The State of the Beach Report serves as a tool to empower citizens to work with decision makers to ensure their local communities properly manage coastlines and plan for sea level rise. The report is also intended to provide a basis for decision-makers and agencies to develop proactive, long-term policy solutions, especially in the light of the climate crisis. Surfrider’s report indicates that not only do the majority of states need to make improvements, but they also require continued support and funding from the federal government.
Surfrider’s report finds that eleven states (up from eight states in the past) earned either a grade of ‘A’ or ‘B’ based on relevant criteria and are doing a ‘good or better’ job of protecting beaches. Out of 30 states, and territories assessed, 21 earned a grade of C or less and are doing an ‘adequate to poor’ job. These states tend to have less stringent policies regarding development in hazardous coastal zones, ineffective/nonexistent prohibitions on coastal armoring, poor sediment management, and lack sea level rise policies.
The highest scoring states had strong policies regarding coastal building setbacks, restrictions on coastal armoring, limiting development/redevelopment in harm’s way, and advancing progressive sea level rise policies that encourage local governments to incorporate climate adaptation measures into land use plans.
In 2021, nine states improved sea level rise planning efforts. While these new improvements are a step in the right direction, it will take a while (years in some states) to draft and implement new laws. As a result, some new policy improvements do not count toward the states’ grades this year. For example, while both New Jersey and Florida passed sea level rise legislation in the past few years, ‘rule-making’ for the policies, and creating resiliency plans, will take a significant amount of time before full adoption of the new laws.
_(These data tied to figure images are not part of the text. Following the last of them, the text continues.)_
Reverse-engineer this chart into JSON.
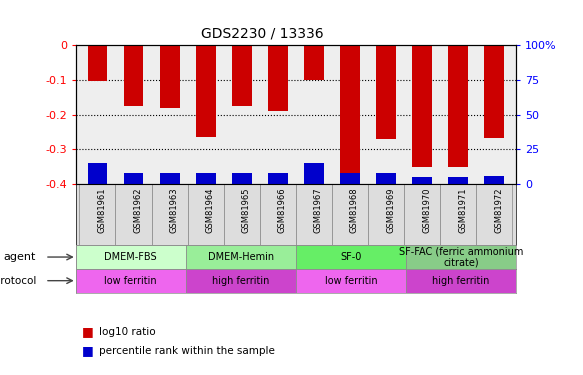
{
  "title": "GDS2230 / 13336",
  "samples": [
    "GSM81961",
    "GSM81962",
    "GSM81963",
    "GSM81964",
    "GSM81965",
    "GSM81966",
    "GSM81967",
    "GSM81968",
    "GSM81969",
    "GSM81970",
    "GSM81971",
    "GSM81972"
  ],
  "log10_ratio": [
    -0.105,
    -0.175,
    -0.18,
    -0.265,
    -0.175,
    -0.19,
    -0.101,
    -0.37,
    -0.27,
    -0.35,
    -0.35,
    -0.268
  ],
  "percentile_rank_pct": [
    15,
    8,
    8,
    8,
    8,
    8,
    15,
    8,
    8,
    5,
    5,
    6
  ],
  "ylim": [
    -0.4,
    0.0
  ],
  "ytick_vals": [
    0.0,
    -0.1,
    -0.2,
    -0.3,
    -0.4
  ],
  "y2_ticks": [
    0,
    25,
    50,
    75,
    100
  ],
  "bar_color": "#cc0000",
  "pct_color": "#0000cc",
  "plot_bg": "#eeeeee",
  "agent_groups": [
    {
      "label": "DMEM-FBS",
      "start": 0,
      "end": 3,
      "color": "#ccffcc"
    },
    {
      "label": "DMEM-Hemin",
      "start": 3,
      "end": 6,
      "color": "#99ee99"
    },
    {
      "label": "SF-0",
      "start": 6,
      "end": 9,
      "color": "#66ee66"
    },
    {
      "label": "SF-FAC (ferric ammonium\ncitrate)",
      "start": 9,
      "end": 12,
      "color": "#88cc88"
    }
  ],
  "protocol_groups": [
    {
      "label": "low ferritin",
      "start": 0,
      "end": 3,
      "color": "#ee66ee"
    },
    {
      "label": "high ferritin",
      "start": 3,
      "end": 6,
      "color": "#cc44cc"
    },
    {
      "label": "low ferritin",
      "start": 6,
      "end": 9,
      "color": "#ee66ee"
    },
    {
      "label": "high ferritin",
      "start": 9,
      "end": 12,
      "color": "#cc44cc"
    }
  ],
  "legend": [
    {
      "label": "log10 ratio",
      "color": "#cc0000"
    },
    {
      "label": "percentile rank within the sample",
      "color": "#0000cc"
    }
  ]
}
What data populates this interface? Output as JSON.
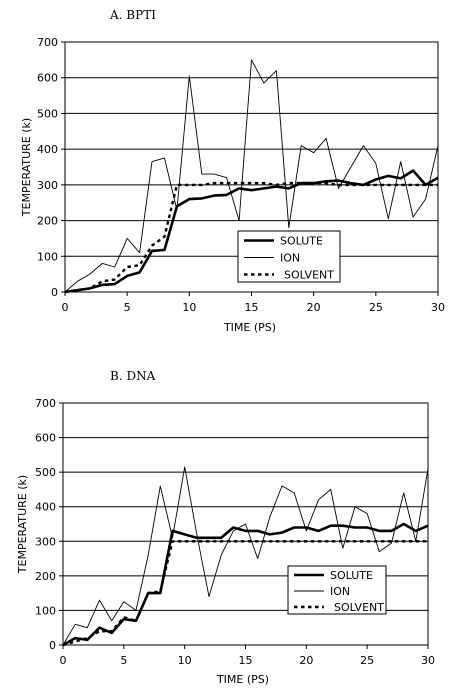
{
  "chart_data": [
    {
      "type": "line",
      "title": "A. BPTI",
      "xlabel": "TIME (PS)",
      "ylabel": "TEMPERATURE (k)",
      "xlim": [
        0,
        30
      ],
      "ylim": [
        0,
        700
      ],
      "xticks": [
        0,
        5,
        10,
        15,
        20,
        25,
        30
      ],
      "yticks": [
        0,
        100,
        200,
        300,
        400,
        500,
        600,
        700
      ],
      "grid": "horizontal",
      "legend_position": "center-right",
      "series": [
        {
          "name": "SOLUTE",
          "style": "thick",
          "x": [
            0,
            1,
            2,
            3,
            4,
            5,
            6,
            7,
            8,
            9,
            10,
            11,
            12,
            13,
            14,
            15,
            16,
            17,
            18,
            19,
            20,
            21,
            22,
            23,
            24,
            25,
            26,
            27,
            28,
            29,
            30
          ],
          "values": [
            0,
            5,
            10,
            20,
            22,
            45,
            55,
            115,
            118,
            240,
            260,
            262,
            270,
            272,
            290,
            285,
            290,
            295,
            290,
            305,
            305,
            310,
            312,
            305,
            300,
            315,
            325,
            318,
            340,
            300,
            320
          ]
        },
        {
          "name": "ION",
          "style": "thin",
          "x": [
            0,
            1,
            2,
            3,
            4,
            5,
            6,
            7,
            8,
            9,
            10,
            11,
            12,
            13,
            14,
            15,
            16,
            17,
            18,
            19,
            20,
            21,
            22,
            23,
            24,
            25,
            26,
            27,
            28,
            29,
            30
          ],
          "values": [
            0,
            30,
            50,
            80,
            70,
            150,
            110,
            365,
            375,
            230,
            605,
            330,
            330,
            320,
            200,
            650,
            585,
            620,
            180,
            410,
            390,
            430,
            290,
            350,
            410,
            360,
            205,
            365,
            210,
            260,
            410
          ]
        },
        {
          "name": "SOLVENT",
          "style": "dashed",
          "x": [
            0,
            1,
            2,
            3,
            4,
            5,
            6,
            7,
            8,
            9,
            10,
            11,
            12,
            13,
            14,
            15,
            16,
            17,
            18,
            19,
            20,
            21,
            22,
            23,
            24,
            25,
            26,
            27,
            28,
            29,
            30
          ],
          "values": [
            0,
            5,
            10,
            30,
            35,
            70,
            75,
            130,
            155,
            300,
            300,
            300,
            305,
            305,
            305,
            305,
            305,
            300,
            305,
            305,
            305,
            305,
            300,
            300,
            300,
            300,
            300,
            300,
            300,
            300,
            300
          ]
        }
      ]
    },
    {
      "type": "line",
      "title": "B. DNA",
      "xlabel": "TIME (PS)",
      "ylabel": "TEMPERATURE (k)",
      "xlim": [
        0,
        30
      ],
      "ylim": [
        0,
        700
      ],
      "xticks": [
        0,
        5,
        10,
        15,
        20,
        25,
        30
      ],
      "yticks": [
        0,
        100,
        200,
        300,
        400,
        500,
        600,
        700
      ],
      "grid": "horizontal",
      "legend_position": "center-right",
      "series": [
        {
          "name": "SOLUTE",
          "style": "thick",
          "x": [
            0,
            1,
            2,
            3,
            4,
            5,
            6,
            7,
            8,
            9,
            10,
            11,
            12,
            13,
            14,
            15,
            16,
            17,
            18,
            19,
            20,
            21,
            22,
            23,
            24,
            25,
            26,
            27,
            28,
            29,
            30
          ],
          "values": [
            0,
            20,
            15,
            50,
            35,
            75,
            70,
            150,
            150,
            330,
            320,
            310,
            310,
            310,
            340,
            330,
            330,
            320,
            325,
            340,
            340,
            330,
            345,
            345,
            340,
            340,
            330,
            330,
            350,
            330,
            345
          ]
        },
        {
          "name": "ION",
          "style": "thin",
          "x": [
            0,
            1,
            2,
            3,
            4,
            5,
            6,
            7,
            8,
            9,
            10,
            11,
            12,
            13,
            14,
            15,
            16,
            17,
            18,
            19,
            20,
            21,
            22,
            23,
            24,
            25,
            26,
            27,
            28,
            29,
            30
          ],
          "values": [
            0,
            60,
            50,
            130,
            70,
            125,
            100,
            260,
            460,
            310,
            515,
            320,
            140,
            260,
            330,
            350,
            250,
            370,
            460,
            440,
            330,
            420,
            450,
            280,
            400,
            380,
            270,
            295,
            440,
            300,
            510
          ]
        },
        {
          "name": "SOLVENT",
          "style": "dashed",
          "x": [
            0,
            1,
            2,
            3,
            4,
            5,
            6,
            7,
            8,
            9,
            10,
            11,
            12,
            13,
            14,
            15,
            16,
            17,
            18,
            19,
            20,
            21,
            22,
            23,
            24,
            25,
            26,
            27,
            28,
            29,
            30
          ],
          "values": [
            0,
            10,
            20,
            40,
            40,
            80,
            70,
            150,
            155,
            300,
            300,
            300,
            300,
            300,
            300,
            300,
            300,
            300,
            300,
            300,
            300,
            300,
            300,
            300,
            300,
            300,
            300,
            300,
            300,
            300,
            300
          ]
        }
      ]
    }
  ]
}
Georgia had the biggest increase in its grade, going from an ‘F’ to a ‘C-.’ The state made significant improvements to respond to sea level rise planning by improving vulnerability studies, advancing adaptation strategies and working more closely with local governments. Both Maryland and Maine increased their grades from a ‘B’ to an ‘A’ in 2021 by improving sediment management practices, protecting environmentally sensitive habitats and by advancing sea level rise adaptation measures.
In July 2021, Hawai’i became the only state in the nation to adopt a new law that requires sea level rise disclosures in a real estate transaction. Sea level rise disclosure will be critical in the future as sea levels continue to increase. While the law doesn't take effect until 2022, Hawaiʻi’s new legislation is precedent-setting, not only because it is the first law of its kind, but also because the legislation strikes an important balance between protecting both people's rights and coastal resources.
At the federal level, both the Biden administration and Congress have made progress to uphold climate policies rolled back during the Trump administration. For example, the Biden administration’s budget increased ‘coastal resilience funds' for NOAA. In addition, President Biden also issued a series of Executive Orders with a focus on: reducing Greenhouse gases, re-entering the Paris Agreement, pausing new offshore oil drilling, protecting 30% of U.S. land and water by 2030, improving environmental justice efforts and restoring protections for the Northeast Canyons and Seamounts Marine National Monument.
The House of Representatives also introduced the Ocean-Based Climate Solutions Act of 2021 that aims to: leverage the ocean in the fight against climate change by improving ocean protection, increasing Blue Carbon Ecosystems, promoting renewable offshore energy and helping communities to adapt to sea level rise. In Congress, there are an additional nine pieces of legislation that specifically focus on coastal and ocean implications of climate change. A major improvement from the previous Congress and Administration.
As a result of the assessments and recommendations provided by Surfrider’s State of the Beach Report, it is critical local, state and federal governments must improve coastal management, and proactively plan for sea level rise in order to protect our ocean, waves and beaches for the future generations.